On October 14, 2016, the Centers for Medicare and Medicaid Services (“CMS”) issued its final rule with comment period implementing the Medicare Access and CHIP Reauthorization Act of 2015 (“MACRA”). The rule goes into effect on January 1, 2017, and the results of the rule will financially impact practices in 2019.
The final rule with comment period sets forth two options for eligible clinicians to participate in the Quality Payment Program developed by the rule: (i) the Merit-based Incentive Payment System (“MIPS”); and (ii) Advanced Alternative Payment Models (“Advanced APMs”).
The MIPS will make payment adjustments based on performance in four metrics categories: quality, clinical improvement activities, use of certified electronic health record technology (referred to as “advancing care information”), and cost. In order to achieve the highest possible scores, eligible clinicians should try to submit measures and activities in all three scored performance categories: quality, improvement activities, and advancing care information. The cost performance category score has been reduced to zero percent for 2017.
Under the final rule with comment period, 2017 will be the transition year for participation in the Quality Payment Program. During this period, eligible clinicians will be allowed to pick their pace of participation beginning January 1, 2017. They will have three options for submitting data to the MIPS, and a fourth option to join an Advanced APM, to ensure that they do not receive a negative payment adjustment in 2019.
Under the first option, eligible clinicians can test the program by submitting any data for a full 90-day period, or the full year to maximize their opportunities to qualify for a positive adjustment in 2019, to avoid a negative payment adjustment.

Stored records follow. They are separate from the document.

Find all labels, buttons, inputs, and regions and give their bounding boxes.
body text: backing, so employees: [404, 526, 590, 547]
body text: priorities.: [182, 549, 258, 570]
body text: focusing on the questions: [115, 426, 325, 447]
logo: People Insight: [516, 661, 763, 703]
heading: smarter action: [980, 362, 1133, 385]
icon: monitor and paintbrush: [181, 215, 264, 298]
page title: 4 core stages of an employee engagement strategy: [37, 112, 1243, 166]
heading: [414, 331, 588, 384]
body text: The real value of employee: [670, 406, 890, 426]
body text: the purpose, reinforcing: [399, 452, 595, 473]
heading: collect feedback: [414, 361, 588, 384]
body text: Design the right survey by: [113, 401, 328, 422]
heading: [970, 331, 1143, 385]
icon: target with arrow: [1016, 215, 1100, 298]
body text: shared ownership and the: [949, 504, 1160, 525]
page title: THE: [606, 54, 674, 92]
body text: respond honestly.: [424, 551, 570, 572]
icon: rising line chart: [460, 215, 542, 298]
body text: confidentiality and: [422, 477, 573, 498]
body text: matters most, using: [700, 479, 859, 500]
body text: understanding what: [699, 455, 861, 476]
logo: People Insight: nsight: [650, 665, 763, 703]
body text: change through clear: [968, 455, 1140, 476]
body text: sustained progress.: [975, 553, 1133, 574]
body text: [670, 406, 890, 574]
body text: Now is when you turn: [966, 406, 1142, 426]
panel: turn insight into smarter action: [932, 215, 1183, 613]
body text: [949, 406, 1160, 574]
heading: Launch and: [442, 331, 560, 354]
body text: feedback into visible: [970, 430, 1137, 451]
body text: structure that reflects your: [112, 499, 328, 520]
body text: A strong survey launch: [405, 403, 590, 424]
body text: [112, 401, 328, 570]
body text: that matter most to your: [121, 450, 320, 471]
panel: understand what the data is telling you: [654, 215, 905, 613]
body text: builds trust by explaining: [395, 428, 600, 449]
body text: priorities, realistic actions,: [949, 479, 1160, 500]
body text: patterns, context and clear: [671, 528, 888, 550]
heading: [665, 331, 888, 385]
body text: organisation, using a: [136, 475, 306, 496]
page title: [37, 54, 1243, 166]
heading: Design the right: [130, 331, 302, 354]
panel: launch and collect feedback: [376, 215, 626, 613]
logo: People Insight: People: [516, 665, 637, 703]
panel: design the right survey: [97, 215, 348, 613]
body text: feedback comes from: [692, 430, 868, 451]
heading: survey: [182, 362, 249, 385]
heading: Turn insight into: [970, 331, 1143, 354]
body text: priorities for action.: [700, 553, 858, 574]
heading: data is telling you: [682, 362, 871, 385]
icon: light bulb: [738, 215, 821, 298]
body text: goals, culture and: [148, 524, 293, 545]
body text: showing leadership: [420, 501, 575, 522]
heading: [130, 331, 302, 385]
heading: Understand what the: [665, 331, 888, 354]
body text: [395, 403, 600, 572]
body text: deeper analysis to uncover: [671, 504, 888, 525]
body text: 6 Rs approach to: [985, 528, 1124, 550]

The second option allows eligible clinicians to report for less than the full year, but for at least a 90-day period, and report at least one quality measure, one improvement activity, or more than the required measures in the advancing care information category, in order to avoid a negative payment adjustment in 2019, and to possibly receive a positive adjustment.
Under the third option, eligible clinicians can choose to report on one measure in the quality category; one activity in the improvement activities category; or report the required measures of the advancing care information category in order to avoid a negative MIPS payment adjustment. If eligible clinicians fail to report even one measure or activity, however, they will receive the full four percent negative adjustment.

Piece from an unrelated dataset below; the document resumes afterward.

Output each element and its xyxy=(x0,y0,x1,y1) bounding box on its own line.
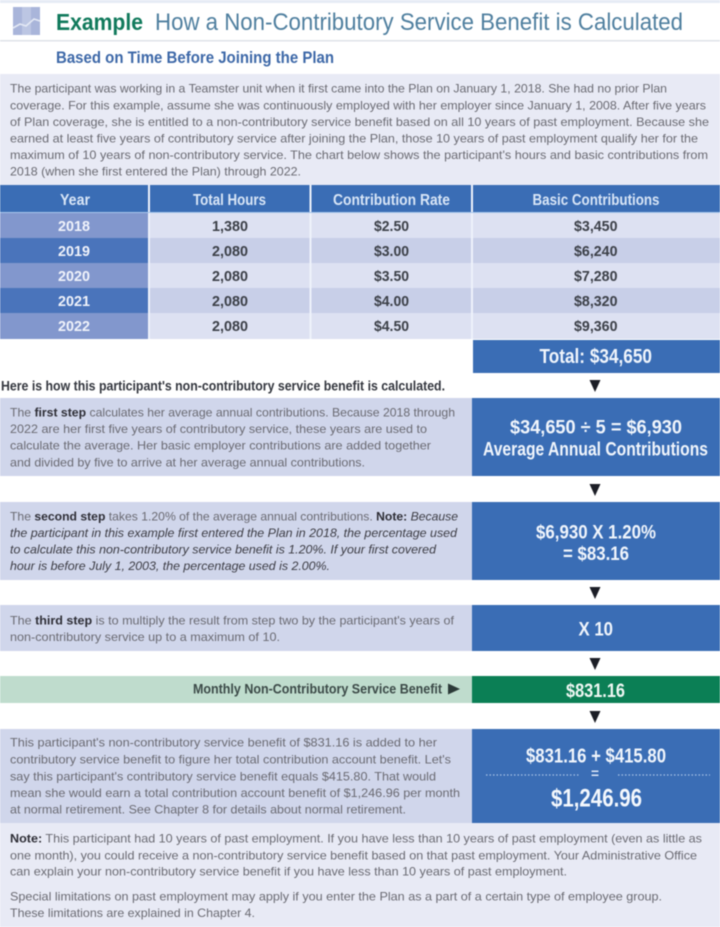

The fourth option is to participate in an Advanced APM, such as a Medicare Shared Savings Program ACO. Under this option, if a clinician receives a sufficient portion of his/her Medicare payments or sees a sufficient portion of his/her Medicare patients through the Advanced APM, he/she will qualify for a five percent bonus incentive payment in 2019. Although participation in an Advanced APM provides the potential for eligible clinicians to receive a five percent incentive payment and the ability to avoid MIPS altogether, there are very few models that qualify as Advanced APMs, and the ones that do carry a fair amount of financial risk.

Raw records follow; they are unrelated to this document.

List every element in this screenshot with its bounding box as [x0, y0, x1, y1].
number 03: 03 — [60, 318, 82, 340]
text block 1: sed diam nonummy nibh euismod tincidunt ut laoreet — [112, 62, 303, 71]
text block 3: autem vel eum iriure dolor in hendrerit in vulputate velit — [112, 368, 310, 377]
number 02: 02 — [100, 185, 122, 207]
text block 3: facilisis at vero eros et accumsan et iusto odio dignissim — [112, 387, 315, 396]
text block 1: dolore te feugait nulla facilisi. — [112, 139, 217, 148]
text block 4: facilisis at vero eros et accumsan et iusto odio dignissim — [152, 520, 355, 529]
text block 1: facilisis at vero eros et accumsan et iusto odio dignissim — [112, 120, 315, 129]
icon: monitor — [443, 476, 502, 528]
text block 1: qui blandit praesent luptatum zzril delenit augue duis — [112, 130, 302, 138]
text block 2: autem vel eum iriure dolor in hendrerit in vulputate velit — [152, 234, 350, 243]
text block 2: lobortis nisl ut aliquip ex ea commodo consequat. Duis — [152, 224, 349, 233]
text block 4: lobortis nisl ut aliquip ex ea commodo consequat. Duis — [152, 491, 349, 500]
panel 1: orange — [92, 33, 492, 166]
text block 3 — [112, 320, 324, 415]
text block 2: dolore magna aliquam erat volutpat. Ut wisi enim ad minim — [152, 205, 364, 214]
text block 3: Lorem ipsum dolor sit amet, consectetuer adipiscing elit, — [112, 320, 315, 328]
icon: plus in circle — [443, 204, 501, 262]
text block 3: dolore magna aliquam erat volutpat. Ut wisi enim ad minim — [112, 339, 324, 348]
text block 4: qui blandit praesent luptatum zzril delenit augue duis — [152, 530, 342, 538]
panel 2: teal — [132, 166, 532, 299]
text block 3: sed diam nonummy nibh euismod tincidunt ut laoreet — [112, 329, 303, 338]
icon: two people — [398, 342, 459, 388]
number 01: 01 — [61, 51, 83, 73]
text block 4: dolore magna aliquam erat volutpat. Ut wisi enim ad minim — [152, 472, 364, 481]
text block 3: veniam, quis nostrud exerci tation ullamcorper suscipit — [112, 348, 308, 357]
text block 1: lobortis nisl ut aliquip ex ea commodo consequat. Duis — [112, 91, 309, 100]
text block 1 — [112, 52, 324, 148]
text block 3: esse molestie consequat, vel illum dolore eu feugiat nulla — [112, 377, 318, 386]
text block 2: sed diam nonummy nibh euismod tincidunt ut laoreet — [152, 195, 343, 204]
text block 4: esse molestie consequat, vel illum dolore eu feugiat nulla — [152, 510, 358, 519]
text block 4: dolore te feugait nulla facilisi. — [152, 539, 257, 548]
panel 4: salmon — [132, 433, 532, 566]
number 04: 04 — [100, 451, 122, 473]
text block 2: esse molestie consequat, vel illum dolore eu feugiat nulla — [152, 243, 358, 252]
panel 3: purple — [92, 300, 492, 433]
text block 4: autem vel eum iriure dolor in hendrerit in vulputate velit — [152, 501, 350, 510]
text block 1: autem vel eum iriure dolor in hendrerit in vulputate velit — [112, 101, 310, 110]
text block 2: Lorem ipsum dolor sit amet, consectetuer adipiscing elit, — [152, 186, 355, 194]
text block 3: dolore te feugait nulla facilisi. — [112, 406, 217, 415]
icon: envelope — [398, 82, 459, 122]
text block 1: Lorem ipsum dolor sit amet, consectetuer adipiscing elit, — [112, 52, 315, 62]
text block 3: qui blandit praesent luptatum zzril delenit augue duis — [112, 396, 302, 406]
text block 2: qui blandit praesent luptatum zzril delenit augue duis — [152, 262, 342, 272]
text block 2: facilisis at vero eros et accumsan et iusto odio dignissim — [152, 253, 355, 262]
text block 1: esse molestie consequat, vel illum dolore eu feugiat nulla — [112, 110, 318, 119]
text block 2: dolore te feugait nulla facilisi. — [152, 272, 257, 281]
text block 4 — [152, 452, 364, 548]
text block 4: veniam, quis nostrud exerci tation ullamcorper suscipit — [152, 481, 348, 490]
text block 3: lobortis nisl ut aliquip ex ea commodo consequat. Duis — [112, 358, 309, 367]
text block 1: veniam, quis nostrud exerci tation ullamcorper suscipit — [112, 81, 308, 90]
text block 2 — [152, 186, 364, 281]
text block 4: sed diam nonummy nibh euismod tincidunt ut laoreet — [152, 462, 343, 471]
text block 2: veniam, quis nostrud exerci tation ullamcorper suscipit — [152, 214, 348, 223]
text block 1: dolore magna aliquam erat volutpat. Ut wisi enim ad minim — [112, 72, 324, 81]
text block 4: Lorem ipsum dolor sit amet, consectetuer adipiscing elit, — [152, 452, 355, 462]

Small practices, however, will be excluded from the MACRA requirements in 2017 if they meet the low-volume threshold. To be excluded from the requirements, an eligible clinician must receive less than or equal to $30,000 in Medicare Part B allowed charges, or have less than or equal to 100 Medicare patients. The CMS estimates that this would exclude 32.5% of Medicare clinicians, but only five percent of Medicare Part B spending.
The CMS states that $100 million in technical assistance will be available for practices with fifteen or fewer eligible clinicians, practices in rural areas, and practices located in geographic health professional shortage areas.
Although the CMS has made complying with the Quality Payment Program more flexible for small practices, this flexibility will not likely extend beyond the 2017 transition year. Accordingly, eligible clinicians will likely have to comply with all of the Quality Payment Program requirements in 2018 and beyond.